Bi-Sb semiconductor alloy synthesized by mechanical alloying

Abstract

This work reports the electrical and thermal transport properties of polycrystalline Bi1-xSbx (x=0.10 and 0.14) pellets in the temperature range of 20−300K. The pellets were prepared by spark plasma sintering from ball-milled Bi1-xSbx powders. As semiconductor, the samples displayed n-type conductivity as indicated by the negative sign of the Seebeck coefficient. Semiconducting properties were observed for the Bi0.86Sb0.14 alloy in the entire temperature range of 20−300K, whereas the Bi0.90Sb0.10 alloy exhibited metal-like behavior at low temperatures (20−120K) and semiconducting one at temperatures between 160K and 300K. The metal-like feature of the Bi0.90Sb0.10 sample was attributed to the electron conduction by means of topologically protected surface gapless states, as this material has been reported to be a 3D topological insulator. The temperature dependence of the scattering coefficient and Fermi level shift were analyzed, assuming that prepared alloys are non-degenerate semiconductors in the temperature range where their semiconducting behavior was observed.
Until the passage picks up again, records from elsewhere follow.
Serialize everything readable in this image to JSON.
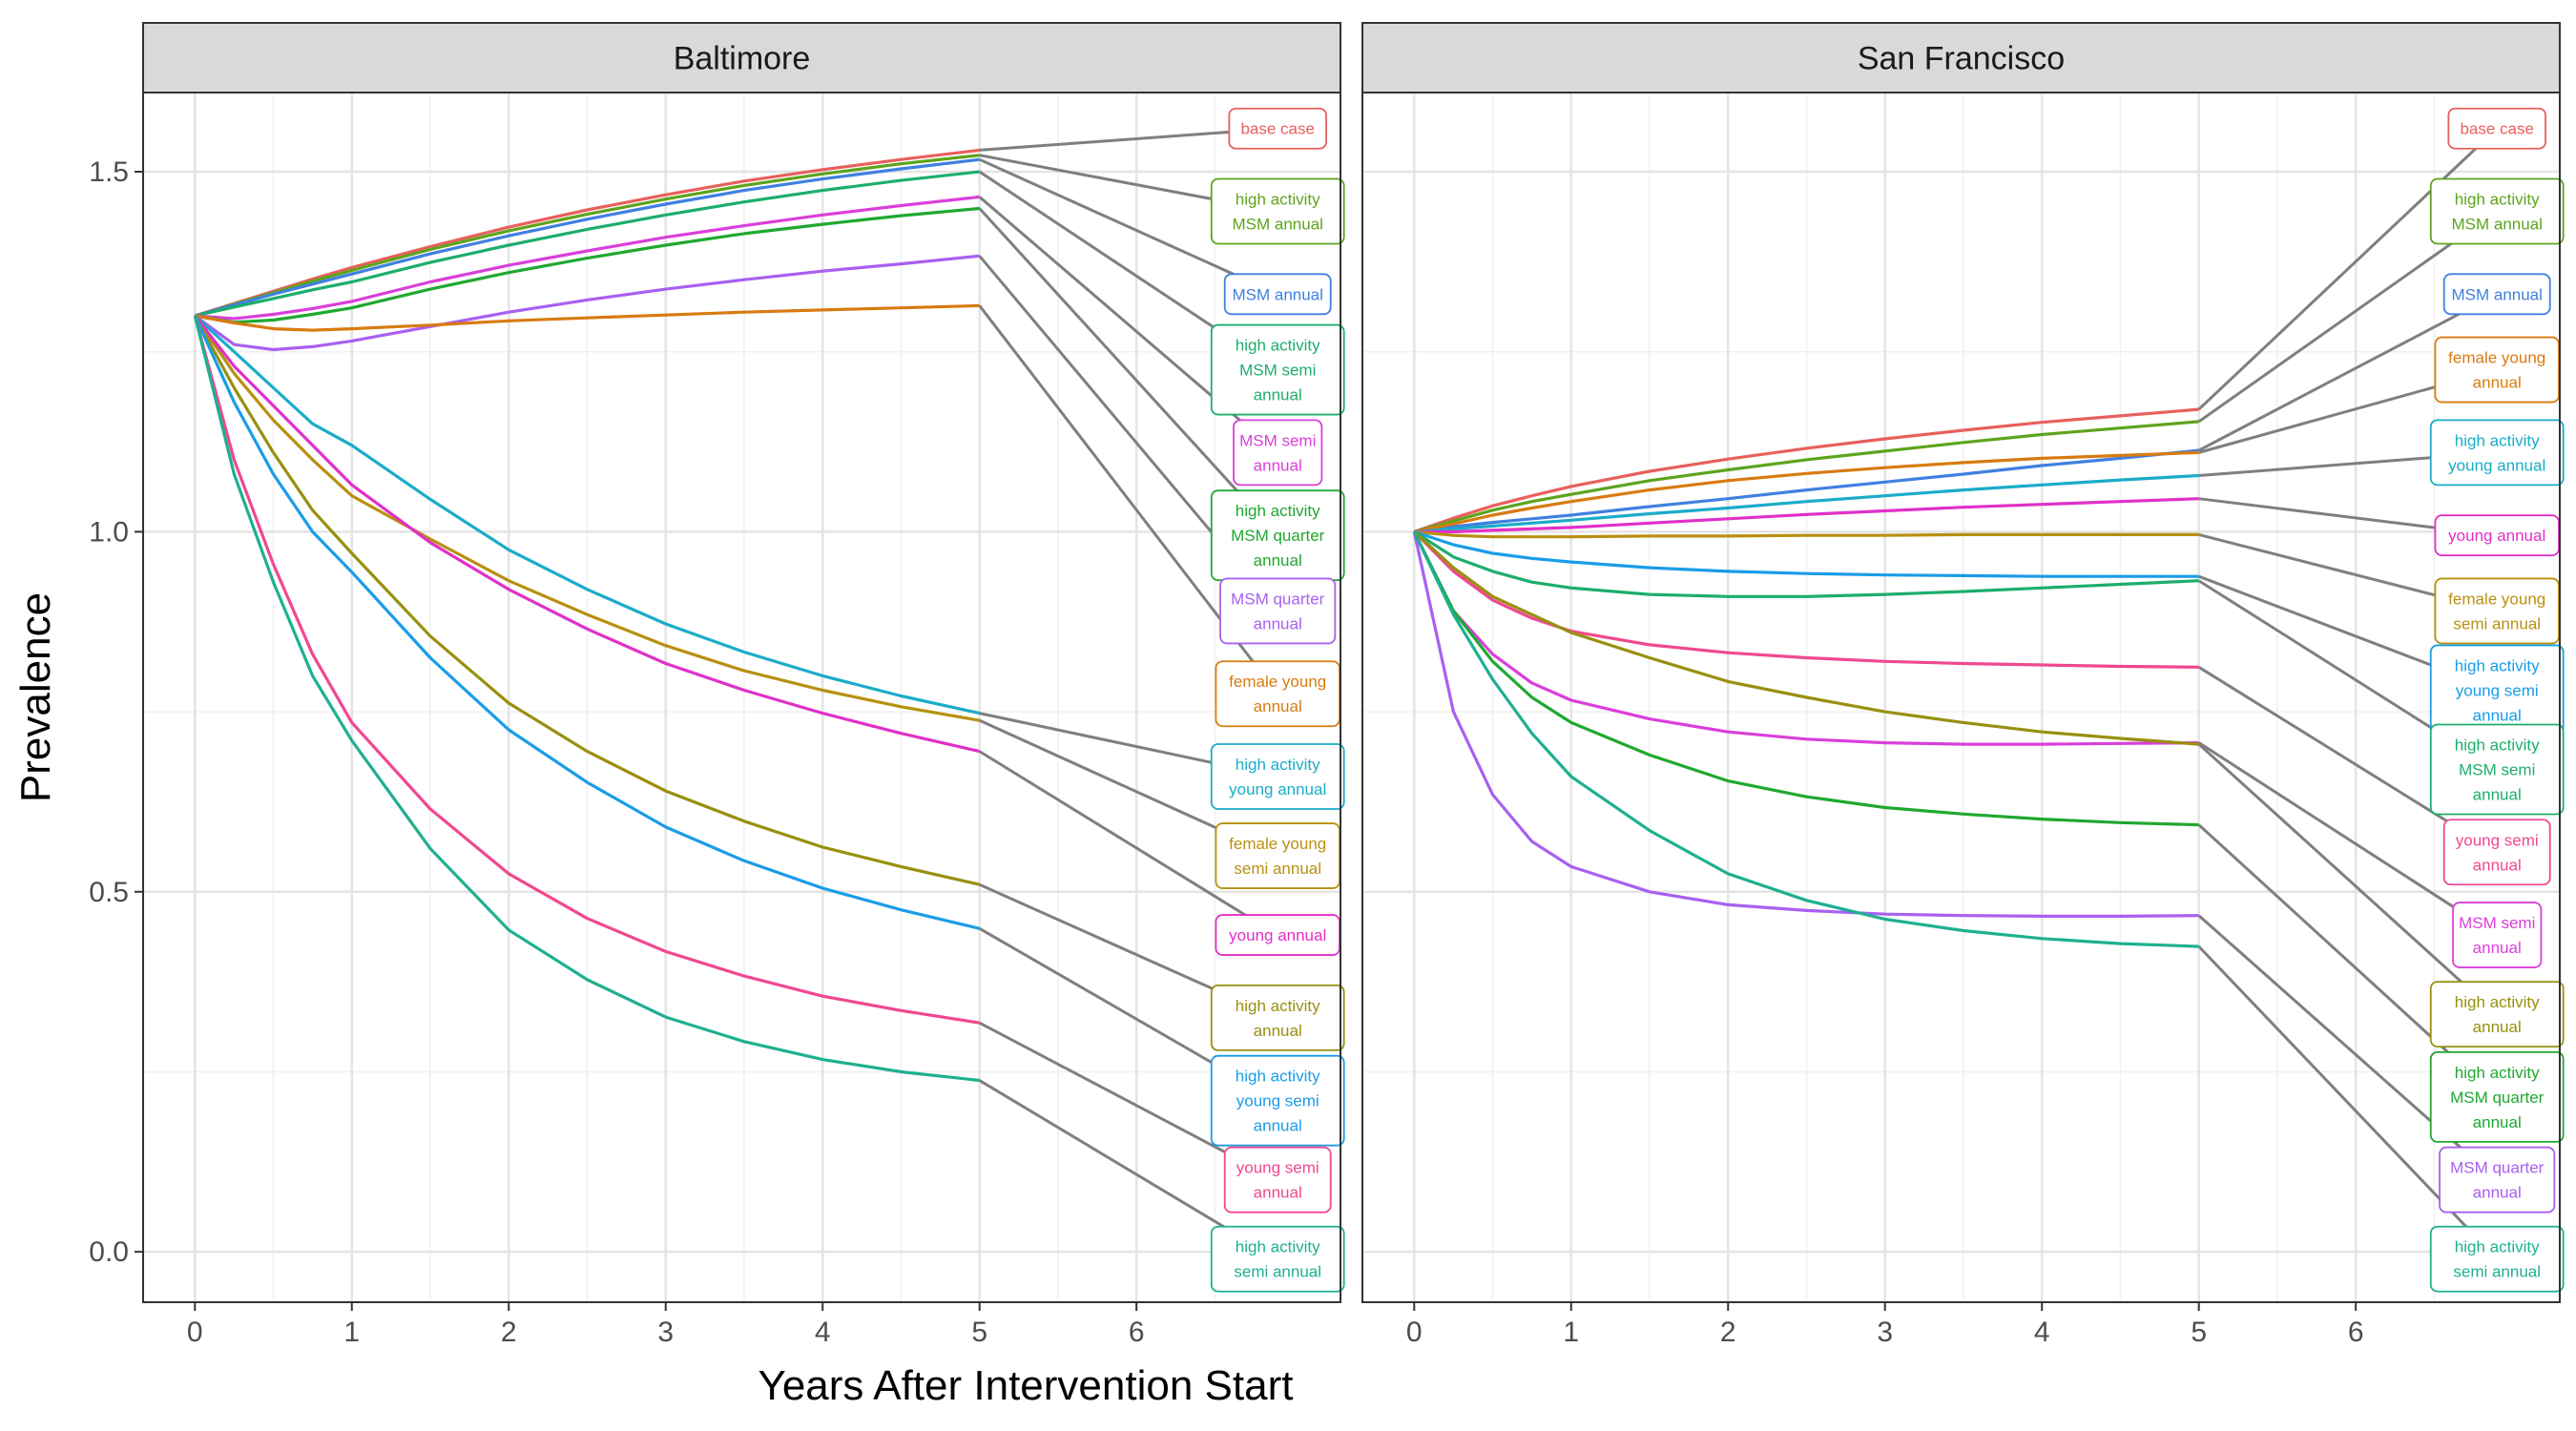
{
  "chart_data": {
    "type": "line",
    "xlabel": "Years After Intervention Start",
    "ylabel": "Prevalence",
    "xlim": [
      -0.33,
      7.3
    ],
    "ylim": [
      -0.07,
      1.61
    ],
    "x_ticks": [
      0,
      1,
      2,
      3,
      4,
      5,
      6
    ],
    "y_ticks": [
      0.0,
      0.5,
      1.0,
      1.5
    ],
    "y_tick_labels": [
      "0.0",
      "0.5",
      "1.0",
      "1.5"
    ],
    "grid": true,
    "x": [
      0,
      0.25,
      0.5,
      0.75,
      1,
      1.5,
      2,
      2.5,
      3,
      3.5,
      4,
      4.5,
      5
    ],
    "panels": [
      {
        "name": "Baltimore",
        "series": [
          {
            "name": "base case",
            "color": "#E8605C",
            "label_y": 1.56,
            "values": [
              1.3,
              1.317,
              1.334,
              1.351,
              1.367,
              1.396,
              1.423,
              1.447,
              1.468,
              1.487,
              1.503,
              1.517,
              1.53
            ]
          },
          {
            "name": "high activity MSM annual",
            "color": "#5DA41D",
            "label_y": 1.445,
            "values": [
              1.3,
              1.316,
              1.332,
              1.348,
              1.363,
              1.392,
              1.418,
              1.441,
              1.462,
              1.481,
              1.497,
              1.511,
              1.523
            ]
          },
          {
            "name": "MSM annual",
            "color": "#4080E0",
            "label_y": 1.33,
            "values": [
              1.3,
              1.315,
              1.33,
              1.344,
              1.358,
              1.386,
              1.411,
              1.434,
              1.455,
              1.474,
              1.49,
              1.504,
              1.517
            ]
          },
          {
            "name": "high activity MSM semi annual",
            "color": "#1CAE6C",
            "label_y": 1.225,
            "values": [
              1.3,
              1.312,
              1.324,
              1.336,
              1.347,
              1.374,
              1.398,
              1.42,
              1.44,
              1.458,
              1.474,
              1.488,
              1.5
            ]
          },
          {
            "name": "MSM semi annual",
            "color": "#DA3FDA",
            "label_y": 1.11,
            "values": [
              1.3,
              1.296,
              1.302,
              1.31,
              1.32,
              1.347,
              1.37,
              1.39,
              1.409,
              1.425,
              1.44,
              1.453,
              1.465
            ]
          },
          {
            "name": "high activity MSM quarter annual",
            "color": "#20A830",
            "label_y": 0.995,
            "values": [
              1.3,
              1.291,
              1.294,
              1.302,
              1.311,
              1.337,
              1.36,
              1.38,
              1.398,
              1.414,
              1.427,
              1.439,
              1.449
            ]
          },
          {
            "name": "MSM quarter annual",
            "color": "#A860F0",
            "label_y": 0.89,
            "values": [
              1.3,
              1.26,
              1.253,
              1.257,
              1.265,
              1.285,
              1.305,
              1.322,
              1.337,
              1.35,
              1.362,
              1.372,
              1.383
            ]
          },
          {
            "name": "female young annual",
            "color": "#D87B10",
            "label_y": 0.775,
            "values": [
              1.3,
              1.29,
              1.282,
              1.28,
              1.282,
              1.287,
              1.293,
              1.297,
              1.301,
              1.305,
              1.308,
              1.311,
              1.314
            ]
          },
          {
            "name": "high activity young annual",
            "color": "#1AACC8",
            "label_y": 0.66,
            "values": [
              1.3,
              1.25,
              1.2,
              1.15,
              1.12,
              1.045,
              0.975,
              0.92,
              0.872,
              0.833,
              0.8,
              0.772,
              0.748
            ]
          },
          {
            "name": "female young semi annual",
            "color": "#B89010",
            "label_y": 0.55,
            "values": [
              1.3,
              1.22,
              1.155,
              1.1,
              1.05,
              0.99,
              0.932,
              0.885,
              0.842,
              0.807,
              0.78,
              0.757,
              0.738
            ]
          },
          {
            "name": "young annual",
            "color": "#E030C8",
            "label_y": 0.44,
            "values": [
              1.3,
              1.23,
              1.175,
              1.12,
              1.065,
              0.985,
              0.92,
              0.865,
              0.817,
              0.78,
              0.748,
              0.72,
              0.695
            ]
          },
          {
            "name": "high activity annual",
            "color": "#989010",
            "label_y": 0.325,
            "values": [
              1.3,
              1.2,
              1.11,
              1.03,
              0.97,
              0.855,
              0.762,
              0.695,
              0.64,
              0.598,
              0.562,
              0.535,
              0.51
            ]
          },
          {
            "name": "high activity young semi annual",
            "color": "#1A9CE8",
            "label_y": 0.21,
            "values": [
              1.3,
              1.18,
              1.08,
              1.0,
              0.944,
              0.825,
              0.725,
              0.652,
              0.59,
              0.543,
              0.505,
              0.475,
              0.449
            ]
          },
          {
            "name": "young semi annual",
            "color": "#F04890",
            "label_y": 0.1,
            "values": [
              1.3,
              1.1,
              0.955,
              0.83,
              0.735,
              0.615,
              0.525,
              0.463,
              0.417,
              0.383,
              0.355,
              0.335,
              0.318
            ]
          },
          {
            "name": "high activity semi annual",
            "color": "#1EB090",
            "label_y": -0.01,
            "values": [
              1.3,
              1.08,
              0.93,
              0.8,
              0.71,
              0.56,
              0.447,
              0.378,
              0.326,
              0.292,
              0.267,
              0.25,
              0.238
            ]
          }
        ]
      },
      {
        "name": "San Francisco",
        "series": [
          {
            "name": "base case",
            "color": "#E8605C",
            "label_y": 1.56,
            "values": [
              1.0,
              1.019,
              1.036,
              1.05,
              1.063,
              1.084,
              1.101,
              1.116,
              1.129,
              1.141,
              1.152,
              1.161,
              1.17
            ]
          },
          {
            "name": "high activity MSM annual",
            "color": "#5DA41D",
            "label_y": 1.445,
            "values": [
              1.0,
              1.015,
              1.03,
              1.042,
              1.052,
              1.071,
              1.086,
              1.1,
              1.112,
              1.124,
              1.135,
              1.144,
              1.153
            ]
          },
          {
            "name": "MSM annual",
            "color": "#4080E0",
            "label_y": 1.33,
            "values": [
              1.0,
              1.007,
              1.013,
              1.018,
              1.023,
              1.035,
              1.046,
              1.058,
              1.069,
              1.08,
              1.092,
              1.102,
              1.113
            ]
          },
          {
            "name": "female young annual",
            "color": "#D87B10",
            "label_y": 1.225,
            "values": [
              1.0,
              1.011,
              1.023,
              1.033,
              1.042,
              1.058,
              1.071,
              1.081,
              1.089,
              1.096,
              1.102,
              1.106,
              1.11
            ]
          },
          {
            "name": "high activity young annual",
            "color": "#1AACC8",
            "label_y": 1.11,
            "values": [
              1.0,
              1.004,
              1.008,
              1.012,
              1.016,
              1.025,
              1.033,
              1.042,
              1.05,
              1.058,
              1.065,
              1.072,
              1.078
            ]
          },
          {
            "name": "young annual",
            "color": "#E030C8",
            "label_y": 0.995,
            "values": [
              1.0,
              1.0,
              1.002,
              1.004,
              1.006,
              1.012,
              1.018,
              1.024,
              1.029,
              1.034,
              1.038,
              1.042,
              1.046
            ]
          },
          {
            "name": "female young semi annual",
            "color": "#B89010",
            "label_y": 0.89,
            "values": [
              1.0,
              0.995,
              0.993,
              0.993,
              0.993,
              0.994,
              0.994,
              0.995,
              0.995,
              0.996,
              0.996,
              0.996,
              0.996
            ]
          },
          {
            "name": "high activity young semi annual",
            "color": "#1A9CE8",
            "label_y": 0.78,
            "values": [
              1.0,
              0.982,
              0.97,
              0.963,
              0.958,
              0.95,
              0.945,
              0.942,
              0.94,
              0.939,
              0.938,
              0.938,
              0.938
            ]
          },
          {
            "name": "high activity MSM semi annual",
            "color": "#1CAE6C",
            "label_y": 0.67,
            "values": [
              1.0,
              0.965,
              0.945,
              0.93,
              0.922,
              0.913,
              0.91,
              0.91,
              0.913,
              0.917,
              0.922,
              0.927,
              0.932
            ]
          },
          {
            "name": "young semi annual",
            "color": "#F04890",
            "label_y": 0.555,
            "values": [
              1.0,
              0.945,
              0.905,
              0.88,
              0.862,
              0.843,
              0.832,
              0.825,
              0.82,
              0.817,
              0.815,
              0.813,
              0.812
            ]
          },
          {
            "name": "MSM semi annual",
            "color": "#DA3FDA",
            "label_y": 0.44,
            "values": [
              1.0,
              0.89,
              0.83,
              0.79,
              0.766,
              0.74,
              0.722,
              0.712,
              0.707,
              0.705,
              0.705,
              0.706,
              0.707
            ]
          },
          {
            "name": "high activity annual",
            "color": "#989010",
            "label_y": 0.33,
            "values": [
              1.0,
              0.95,
              0.91,
              0.885,
              0.86,
              0.825,
              0.792,
              0.77,
              0.75,
              0.735,
              0.722,
              0.713,
              0.705
            ]
          },
          {
            "name": "high activity MSM quarter annual",
            "color": "#20A830",
            "label_y": 0.215,
            "values": [
              1.0,
              0.89,
              0.82,
              0.77,
              0.735,
              0.69,
              0.654,
              0.632,
              0.617,
              0.608,
              0.601,
              0.596,
              0.593
            ]
          },
          {
            "name": "MSM quarter annual",
            "color": "#A860F0",
            "label_y": 0.1,
            "values": [
              1.0,
              0.75,
              0.635,
              0.57,
              0.535,
              0.5,
              0.482,
              0.474,
              0.469,
              0.467,
              0.466,
              0.466,
              0.467
            ]
          },
          {
            "name": "high activity semi annual",
            "color": "#1EB090",
            "label_y": -0.01,
            "values": [
              1.0,
              0.885,
              0.795,
              0.72,
              0.66,
              0.585,
              0.525,
              0.488,
              0.462,
              0.446,
              0.435,
              0.428,
              0.424
            ]
          }
        ]
      }
    ]
  }
}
The carrier thermal conductivity was estimated from the Lorenz number and Wiedemann-Franz law. At high temperature, the thermal energy transport rate is similar for both alloys, whereas at low temperature, it depends on the characteristic electrical behavior of each sample. Interestingly, the polycrystalline nature of our samples seems not affect their electrical and thermal transport properties.